Scale that across multiple businesses, and the damage to the economy becomes serious.
In 2023, the drop in .CO.ZA registrations likely cost the ecosystem over R1 million in direct fees, not counting lost sales, leads, or brand opportunities.
Domains are also a target. Opportunists watch for expired names. They can buy them to:
- Resell for profit
- Redirect traffic to competitors
- Damage brand reputation
For your business, that means losing control over your own identity online.
The 2025 CO.ZA DNS Disruption Made Things Worse
In March 2025, many South African websites suddenly went offline.
Businesses and customers couldn’t access sites, emails stopped working, and operations were disrupted.
ZARC confirmed that .CO.ZA domains were hit by a massive spike in traffic that overwhelmed their nameservers.
Some experts suspect a DDoS attack, while others say it exposed weak infrastructure.
What went wrong?
- Traffic spikes flooded the DNS system
- Built-in protection mechanisms triggered, stopping domains from resolving
- Even websites with working hosting could not be reached
Reports showed that CO.ZA relied on only three nameservers, with one using anycast to spread traffic globally.
Under heavy load, this setup struggled to cope.
How this affects your business
- Customers can’t reach your website
- Emails stop working
- Sales and leads are lost instantly
Even a short outage can damage trust permanently. Some businesses never recover lost customers or revenue.
A reliable DNS and hosting setup is no longer optional. It is critical to keeping your online presence safe and your brand intact.
Your Domain Is Intellectual Property
Many businesses see their domain as just a website link. That thinking is risky.
Your domain name is part of your intellectual property, just like your logo or brand name.
It carries value, trust, and legal weight. When it is linked to your trademark, it becomes even stronger.
Here is the danger. When a domain expires, anyone can register it. Some people watch for these moments on purpose.
They buy expired domains to resell them, redirect traffic, or damage a brand’s reputation.
Once that happens, getting your domain back is not easy. It can involve:
- Legal action
- Trademark claims
- Expensive buy-back fees
All of this costs far more than renewing a domain on time.
When you protect your domain properly, you:
- Keep control of your brand online
- Reduce legal risk
- Build long-term business value
A domain is not an expense. It is an asset. Treating it that way can save you serious trouble later.
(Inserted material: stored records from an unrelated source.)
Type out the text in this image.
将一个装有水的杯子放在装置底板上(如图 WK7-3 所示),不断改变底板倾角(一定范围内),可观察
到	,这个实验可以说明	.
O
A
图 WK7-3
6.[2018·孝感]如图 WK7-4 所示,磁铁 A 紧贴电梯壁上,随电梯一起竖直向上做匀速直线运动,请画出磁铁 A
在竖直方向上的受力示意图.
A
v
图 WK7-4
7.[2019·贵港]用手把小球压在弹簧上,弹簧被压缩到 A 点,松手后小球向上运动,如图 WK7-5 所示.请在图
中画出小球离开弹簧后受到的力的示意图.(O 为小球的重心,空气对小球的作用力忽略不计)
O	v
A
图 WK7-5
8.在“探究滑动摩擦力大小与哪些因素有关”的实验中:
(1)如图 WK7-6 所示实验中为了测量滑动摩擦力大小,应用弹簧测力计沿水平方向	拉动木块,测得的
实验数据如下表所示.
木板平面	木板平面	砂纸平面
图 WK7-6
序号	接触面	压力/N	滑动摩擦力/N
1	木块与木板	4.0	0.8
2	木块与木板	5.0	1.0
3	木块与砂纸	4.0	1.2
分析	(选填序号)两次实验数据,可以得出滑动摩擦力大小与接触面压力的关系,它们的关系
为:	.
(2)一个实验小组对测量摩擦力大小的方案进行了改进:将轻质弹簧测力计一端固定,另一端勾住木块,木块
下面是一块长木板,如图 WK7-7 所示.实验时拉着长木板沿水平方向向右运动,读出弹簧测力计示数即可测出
How to Protect Yourself Right Now
You don’t need to overhaul your business to protect your domain. You just need to take the right steps early.
Here’s what you should do now:
- Register your .CO.ZA domain as soon as possible
Waiting increases the risk of losing the name you want. - Renew for more than one year
Multi-year renewals reduce the risk of accidental expiry and price increases. - Link your domain to your trade mark strategy
This gives you legal protection if someone tries to take or misuse it. - Use reliable DNS and hosting
Strong infrastructure keeps your site online even during traffic spikes or attacks. - Monitor expiry dates carefully
Most domain losses happen because someone simply forgot to renew.
These steps cost far less than recovering a lost domain later. They also give you peace of mind, knowing your brand is protected online.
Read also: How to Transfer .CO.ZA Domains (Step-by-Step Guide)
Final Thoughts
The slowdown in .CO.ZA domain registrations is real. Growth dropped sharply after 2021, turned negative in 2023, and only started to recover slowly in 2025.
Rising costs, economic pressure, and system disruptions all played a role.
But the biggest risk is not the economy or pricing.
The real risk is businesses undervaluing their domain names.
Your domain is your online identity. It carries your brand, your reputation, and your customer trust.
When it expires, it can be taken by someone else legally. Recovering it later can cost far more than protecting it now.
South Africa’s digital space is changing. Businesses that treat their domains as intellectual property will stay in control. Those who don’t risk losing ground, visibility, and trust.